Book Review: Give Them Grace

Title: Give Them Grace

Author: Elyse Fitzpatrick and Jessica Thompson

Recommended For: Any parent, but particularly those with elementary school-aged children

Give-Them-GraceThis is easily my favorite parenting book. Elyse (and her daughter) give such a clear, biblical picture of what it means to be a parent. While they provides some helpful “tips and tools” their message truly focuses on the whole scope of parenting. The scope is described in this way,

“Yes, give them God’s law. Teach it to them and tell them that God commands obedience. But before you are done…explain again the beautiful story of Christ’s perfect keeping of it for them. Jesus Christ was the only one who ever deserved to hear, “You are good,” but he relinquished his right relationship with the law and his Father and suffered as a lawbreaker. This is the message we all need to hear, it is the only message that will transform our hearts.”

This is the purpose of parenting! It gave me a goal to shoot for and a path towards that goal. Just like the law crushed my own heart and made me realize my need for a savior (Rom 3:20), the law must be presented to Jack, Brenn and Meg so that they can feel it’s crushing effect as well (Gal 3:10-11, Rom 7:10 – even though Paul tried to obey the law he constantly failed). But when I instruct my children, I can’t merely focus on the rule-breaking.  I focus on the one who came to take the ultimate punishment for all those broken rules (I John 1:17). The law leads back to Christ (Rom 10:4).

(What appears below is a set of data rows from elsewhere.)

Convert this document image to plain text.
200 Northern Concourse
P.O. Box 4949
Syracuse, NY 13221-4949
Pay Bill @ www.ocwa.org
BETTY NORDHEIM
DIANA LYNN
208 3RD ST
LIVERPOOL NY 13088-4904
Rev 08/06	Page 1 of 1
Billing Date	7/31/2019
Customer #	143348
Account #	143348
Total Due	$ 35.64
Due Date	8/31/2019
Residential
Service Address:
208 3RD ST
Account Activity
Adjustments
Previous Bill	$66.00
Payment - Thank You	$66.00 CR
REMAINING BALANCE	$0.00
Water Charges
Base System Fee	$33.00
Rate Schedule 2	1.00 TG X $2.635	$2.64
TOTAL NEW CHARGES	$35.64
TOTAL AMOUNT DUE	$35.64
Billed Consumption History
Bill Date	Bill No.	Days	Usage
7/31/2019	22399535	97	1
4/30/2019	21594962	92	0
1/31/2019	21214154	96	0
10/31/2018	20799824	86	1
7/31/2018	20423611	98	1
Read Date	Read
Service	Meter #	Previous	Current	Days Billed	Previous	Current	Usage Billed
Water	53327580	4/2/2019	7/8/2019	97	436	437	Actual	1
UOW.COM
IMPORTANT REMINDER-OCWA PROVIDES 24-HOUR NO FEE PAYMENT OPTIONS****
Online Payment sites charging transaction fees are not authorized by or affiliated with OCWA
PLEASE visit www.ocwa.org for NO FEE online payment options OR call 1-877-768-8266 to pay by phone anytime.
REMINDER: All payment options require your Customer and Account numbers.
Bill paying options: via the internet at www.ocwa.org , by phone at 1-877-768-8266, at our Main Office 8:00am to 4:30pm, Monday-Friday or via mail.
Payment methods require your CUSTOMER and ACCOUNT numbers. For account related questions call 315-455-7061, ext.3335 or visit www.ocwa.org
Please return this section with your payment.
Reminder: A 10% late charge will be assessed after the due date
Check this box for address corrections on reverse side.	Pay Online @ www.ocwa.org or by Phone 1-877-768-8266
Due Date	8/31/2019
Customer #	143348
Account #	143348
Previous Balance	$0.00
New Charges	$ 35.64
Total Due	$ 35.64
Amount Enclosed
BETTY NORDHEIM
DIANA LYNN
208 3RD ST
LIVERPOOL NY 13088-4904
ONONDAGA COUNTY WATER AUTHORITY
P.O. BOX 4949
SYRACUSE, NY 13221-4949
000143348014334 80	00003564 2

Christ is the answer to all the broken rules, all the “not being good’s,” all the “how could you DO that’s!” and all the parenting fails that accompany those moments.

The other thing that I love about this book is the clear call to parents to live in light of God’s grace themselves.  It must be clear to Jack and Brenn that I realize both my own inadequacy and God’s amazing, daily grace (Heb 4:16). If I expect them to acknowledge their sin, I must acknowledge my sin. If I expect them to praise God for his goodness and grace, then I must do the same. If I want them to know that in my own strength I cannot please God, then I must tell them that (John 15:5).  My children will know what I believe by the way that I act towards myself. And I can’t just do these things in my head.  I must do them out loud (Deut 6:7-9) so that they can see and hear me (and go running off to Grandma and describe all Mama’s sin in detail no doubt : ).

All in all, this book is often on my re-read list. It has given me so much help and guidance as I seek to raise my children for God’s glory. It is not a difficult read, although I’d recommend that you underline or highlight as you go for those future days when you find yourself flipping back through the book, looking for encouragement and help.

“The sovereignty of God promises the truth that the future of my children does not rest in my hands.  I can certainly affect the context of their lives, and thereby influence the way that they understand God and his word, but ultimately, it is God’s choice to regenerate them and God’s Spirit that will speak truth into their hearts (James 1:18).”